The following notes are from the Mother Baby Summit Conversation Cafe round-tables.


1)  Rooming-In – Bryson McHardy, MD & Amy Bue, RN (Hannibal Regional Hospital) 

  • Safety is important.
  • Need to get physician buy-in. Many physicians find rounding is more efficient.
  • Staffing issues need to be considered.


2)  Skin-to-Skin in the OR – Courtney Barnes, MD (Women’s & Children’s Hospital)

  • Criteria for S2S
    • BFHI says “when mom is stable.” How does your hospital define “stable”?
  • Need to develop system for transferring mom/baby dyad from OR table to bed.
  • Need to staff baby in the OR. Can’t be mom’s RN or the anesthesiologist.


3)  Skin-to-Skin after a Vaginal Birth – Sandra Ahlum, MD (Hannibal Regional Hospital)

  • Requires RNs to change their routines.
  • Increases patient satisfaction.
  • Require documentation for S2S times.
  • Some physicians want a baby weight so they can complete their charting.
  • Some physicians want baby bathed. Benefits of waiting 8 hrs for bath.


4)  Pacifier Predicament – Debbie Smith, RN (Fitzgibbon Hospital)
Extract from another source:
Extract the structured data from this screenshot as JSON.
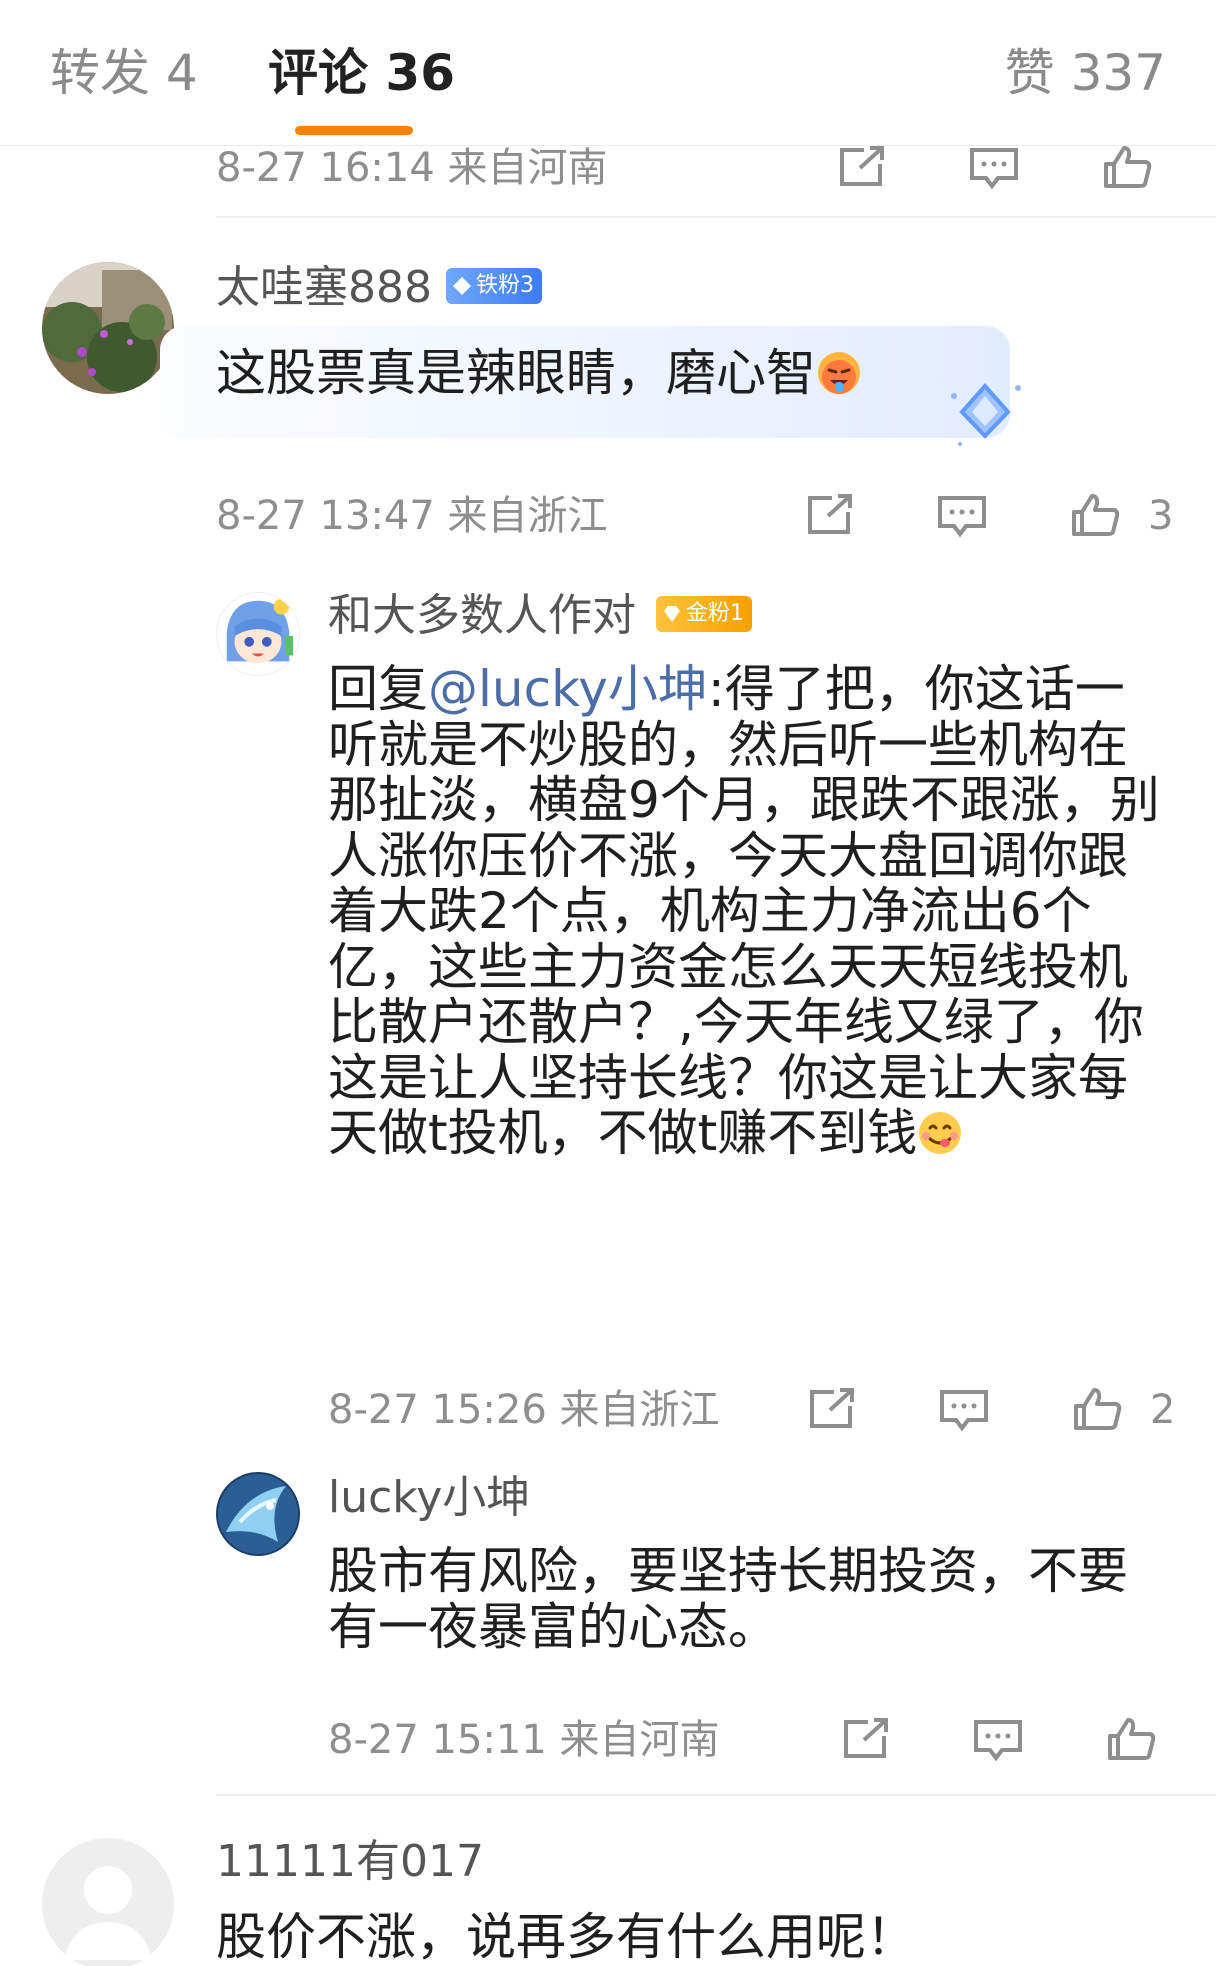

  • Teach RNs to soothe babies using other techniques so they can teach moms.
  • Hearing screening can be done while mom/baby are S2S.
  • Teach prenatally so parents don’t expect pacifiers and don’t bring their own.


5)  Purchasing Formula – Beth Sevart, RN, IBCLC (Truman Medical Center – Hospital Hill)
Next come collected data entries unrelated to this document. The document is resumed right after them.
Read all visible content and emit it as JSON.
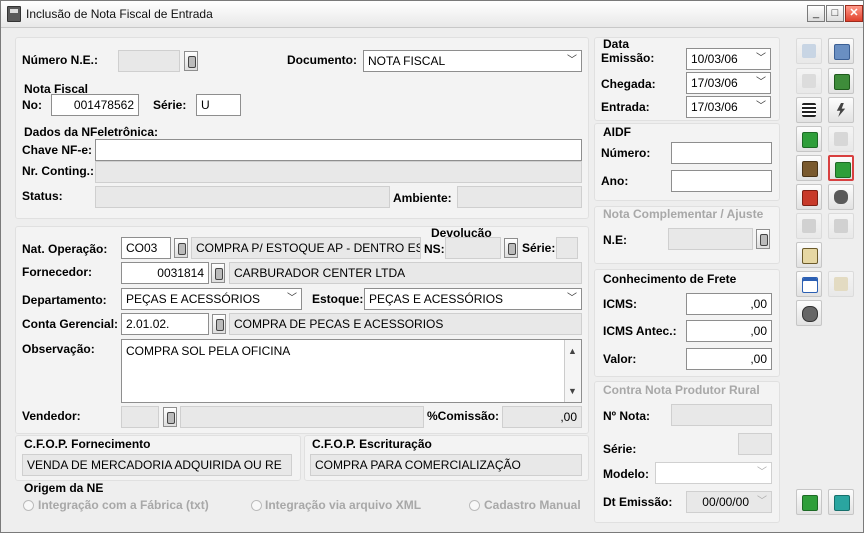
{
  "window": {
    "title": "Inclusão de Nota Fiscal de Entrada",
    "min_glyph": "_",
    "max_glyph": "□",
    "close_glyph": "✕"
  },
  "header": {
    "numero_ne_label": "Número N.E.:",
    "numero_ne_value": "",
    "documento_label": "Documento:",
    "documento_value": "NOTA FISCAL"
  },
  "nota_fiscal": {
    "title": "Nota Fiscal",
    "no_label": "No:",
    "no_value": "001478562",
    "serie_label": "Série:",
    "serie_value": "U"
  },
  "nfe": {
    "title": "Dados da NFeletrônica:",
    "chave_label": "Chave NF-e:",
    "chave_value": "",
    "conting_label": "Nr. Conting.:",
    "conting_value": "",
    "status_label": "Status:",
    "status_value": "",
    "ambiente_label": "Ambiente:",
    "ambiente_value": ""
  },
  "operacao": {
    "nat_label": "Nat. Operação:",
    "nat_code": "CO03",
    "nat_desc": "COMPRA P/ ESTOQUE AP - DENTRO ESTADO",
    "devolucao_label": "Devolução",
    "ns_label": "NS:",
    "ns_value": "",
    "serie_label": "Série:",
    "serie_value": "",
    "fornecedor_label": "Fornecedor:",
    "fornecedor_code": "0031814",
    "fornecedor_name": "CARBURADOR  CENTER  LTDA",
    "departamento_label": "Departamento:",
    "departamento_value": "PEÇAS E ACESSÓRIOS",
    "estoque_label": "Estoque:",
    "estoque_value": "PEÇAS E ACESSÓRIOS",
    "conta_label": "Conta Gerencial:",
    "conta_code": "2.01.02.",
    "conta_desc": "COMPRA DE PECAS E ACESSORIOS",
    "obs_label": "Observação:",
    "obs_value": "COMPRA SOL PELA OFICINA",
    "vendedor_label": "Vendedor:",
    "vendedor_code": "",
    "vendedor_name": "",
    "comissao_label": "%Comissão:",
    "comissao_value": ",00"
  },
  "cfop": {
    "fornecimento_label": "C.F.O.P. Fornecimento",
    "fornecimento_value": "VENDA DE MERCADORIA ADQUIRIDA OU RE",
    "escrituracao_label": "C.F.O.P. Escrituração",
    "escrituracao_value": "COMPRA PARA COMERCIALIZAÇÃO"
  },
  "origem": {
    "title": "Origem da NE",
    "options": [
      "Integração com a Fábrica (txt)",
      "Integração via arquivo XML",
      "Cadastro Manual"
    ]
  },
  "data": {
    "title": "Data",
    "emissao_label": "Emissão:",
    "emissao_value": "10/03/06",
    "chegada_label": "Chegada:",
    "chegada_value": "17/03/06",
    "entrada_label": "Entrada:",
    "entrada_value": "17/03/06"
  },
  "aidf": {
    "title": "AIDF",
    "numero_label": "Número:",
    "numero_value": "",
    "ano_label": "Ano:",
    "ano_value": ""
  },
  "complementar": {
    "title": "Nota Complementar / Ajuste",
    "ne_label": "N.E:",
    "ne_value": ""
  },
  "frete": {
    "title": "Conhecimento de Frete",
    "icms_label": "ICMS:",
    "icms_value": ",00",
    "icms_antec_label": "ICMS Antec.:",
    "icms_antec_value": ",00",
    "valor_label": "Valor:",
    "valor_value": ",00"
  },
  "produtor": {
    "title": "Contra Nota Produtor Rural",
    "nota_label": "Nº Nota:",
    "nota_value": "",
    "serie_label": "Série:",
    "serie_value": "",
    "modelo_label": "Modelo:",
    "modelo_value": "",
    "dt_label": "Dt Emissão:",
    "dt_value": "00/00/00"
  },
  "colors": {
    "accent_blue": "#2b5fb3",
    "accent_green": "#2f9e3a",
    "accent_red": "#c83a2a",
    "disabled_text": "#a8a8a8"
  },
  "icons": {
    "side": [
      "insert-row-icon",
      "grid-icon",
      "preview-icon",
      "calculator-icon",
      "list-icon",
      "lightning-icon",
      "books-icon",
      "trash-icon",
      "house-icon",
      "stack-icon",
      "truck-icon",
      "hand-icon",
      "printer-icon",
      "printer2-icon",
      "clipboard-icon",
      "table-edit-icon",
      "folder-icon",
      "network-icon",
      "confirm-icon",
      "exit-icon"
    ]
  }
}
  • There’s a perception that it’s more difficult for hospitals with a pediatric unit.
  • Determine the actual monthly usage of formula vs formula given away.
    • May mean moving formula to Pyxis.
    • Using informed-consent form may decrease usage.
  • Partner with Administration/Purchasing/Central Supply to determine a fair market price.


6)  Banning the Bags – Kimberly Hamlin, MD (Barnes Jewish Hospital)
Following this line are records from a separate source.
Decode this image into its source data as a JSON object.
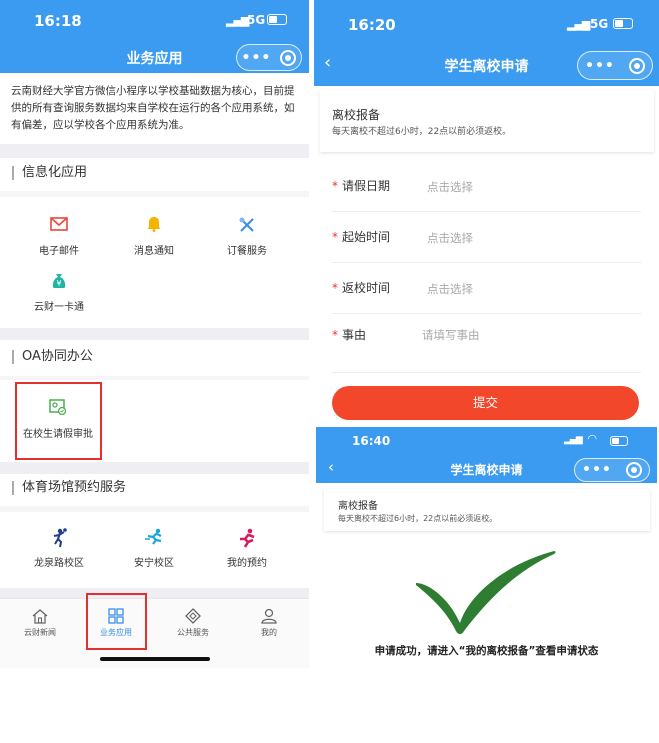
{
  "left": {
    "status": {
      "time": "16:18",
      "signal": "5G"
    },
    "nav": {
      "title": "业务应用"
    },
    "notice": "云南财经大学官方微信小程序以学校基础数据为核心，目前提供的所有查询服务数据均来自学校在运行的各个应用系统，如有偏差，应以学校各个应用系统为准。",
    "sections": {
      "info": {
        "title": "信息化应用",
        "items": [
          {
            "label": "电子邮件",
            "icon": "mail-icon",
            "color": "#e8483c"
          },
          {
            "label": "消息通知",
            "icon": "bell-icon",
            "color": "#f4b400"
          },
          {
            "label": "订餐服务",
            "icon": "fork-knife-icon",
            "color": "#3a8ee6"
          },
          {
            "label": "云财一卡通",
            "icon": "money-bag-icon",
            "color": "#1fb5a2"
          }
        ]
      },
      "oa": {
        "title": "OA协同办公",
        "items": [
          {
            "label": "在校生请假审批",
            "icon": "approval-icon",
            "color": "#4caf50"
          }
        ]
      },
      "sports": {
        "title": "体育场馆预约服务",
        "items": [
          {
            "label": "龙泉路校区",
            "icon": "basketball-player-icon",
            "color": "#243b8f"
          },
          {
            "label": "安宁校区",
            "icon": "runner-icon",
            "color": "#1aa6d8"
          },
          {
            "label": "我的预约",
            "icon": "sprinter-icon",
            "color": "#d81b60"
          }
        ]
      }
    },
    "tabbar": [
      {
        "label": "云财新闻",
        "icon": "home-icon"
      },
      {
        "label": "业务应用",
        "icon": "apps-icon"
      },
      {
        "label": "公共服务",
        "icon": "service-icon"
      },
      {
        "label": "我的",
        "icon": "person-icon"
      }
    ]
  },
  "right_top": {
    "status": {
      "time": "16:20",
      "signal": "5G"
    },
    "nav": {
      "title": "学生离校申请"
    },
    "card": {
      "title": "离校报备",
      "subtitle": "每天离校不超过6小时，22点以前必须返校。"
    },
    "form": [
      {
        "label": "请假日期",
        "placeholder": "点击选择"
      },
      {
        "label": "起始时间",
        "placeholder": "点击选择"
      },
      {
        "label": "返校时间",
        "placeholder": "点击选择"
      },
      {
        "label": "事由",
        "placeholder": "请填写事由"
      }
    ],
    "submit_label": "提交"
  },
  "right_bottom": {
    "status": {
      "time": "16:40"
    },
    "nav": {
      "title": "学生离校申请"
    },
    "card": {
      "title": "离校报备",
      "subtitle": "每天离校不超过6小时，22点以前必须返校。"
    },
    "success_text": "申请成功，请进入“我的离校报备”查看申请状态"
  },
  "colors": {
    "nav_blue": "#3a9bf0",
    "submit_red": "#f2472b",
    "check_green": "#2e7d32",
    "highlight_red": "#e03030"
  }
}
  • Sometimes pediatricians want families to have formula as a back-up plan. Home health or WIC can make follow-up calls to help with breastfeeding instead.
  • Some patients expect bags. They can call the number on the bottom of the coupon.
  • Limit access to formula in the hospital (Pyxis or a locked cabinet).


7)   Getting Nurse Buy-In – Diane Bibb, RN, IBCLC (Hannibal Regional Hospital)

  • Find role models for new behavior. Early adopters talking to their co-workers helps with buy-in.
  • Give the nurses the opportunity to brainstorm and problem solve how to change their workflow to encompass the new practice.
  • Patient-Centered Care vs Nurse or Dr. Centered Care.
  • Change takes time. Start with one small change using PDSA cycles. Celebrate successes!!


8)  Using Donor Milk – Tamara Fusco, MD, IBCLC (Mercy Hospital – Springfield)

  • Increases rate of exclusivity for CMS/Joint Commission for well babies.
  • Sullivan & Schanler’s paper justifies use of donor milk in NICU
  • May need to educate staff and parents on processing of donor milk to get over the “ick” factor.


9)  Meeting Breastfeeding Education Requirements for Staff – Natalie Lavelock, RN, IBCLC  (Fitzgibbon Hospital)

  • Get creative and have fun.
    • Songs (“What Would the Nurse Say?”)
    • Cupcakes
  • Create educational tools for staff to use with moms in OB clinic.
    • Book
    • Handouts
    • Lactation visits
  • Use online platforms for education.
    • Don’t over-teach.
    • Consider adult learning styles.
    • Use lactation clinic.


10) What about Supplementation? Barbara Philipp, MD, IBCLC (Boston Medical Center)

  • Make sure hospital systems are not the cause of the need for supplementation.

Eg, Early bathing makes baby cold -> decreases blood sugar -> need to supplement

  • Download ABM’s protocol on supplementation for physicians who are poorly trained in lactation medicine.
  • Have a supplemental feeding plan to follow, so order can simply say “Implement supplemental feeding plan.”
  • Sample plan:
    Encourage mother to breastfeed on cue or at least every three hours.
    Pump after every feeding or at least every three hours.
    Feed baby:
    up to 10 ml/fdg (0-24 hrs of life)
    up to 20 ml/fdg (24-48 hrs of life)
    up to 30 ml/fdg (48- 72 hrs of life)
    Use alternative feeding method of mother’s choice (cup, spoon, syringe, etc)


11)  What about Prenatal Education for Parents? – Heather Yocum, RN, IBCLC (Truman MedicalCenter – Hospital Hill)

  • Enlist champions.
  • Be creative with resources (eg, Family Feud)
  • Continue education with new staff. Have annual audits.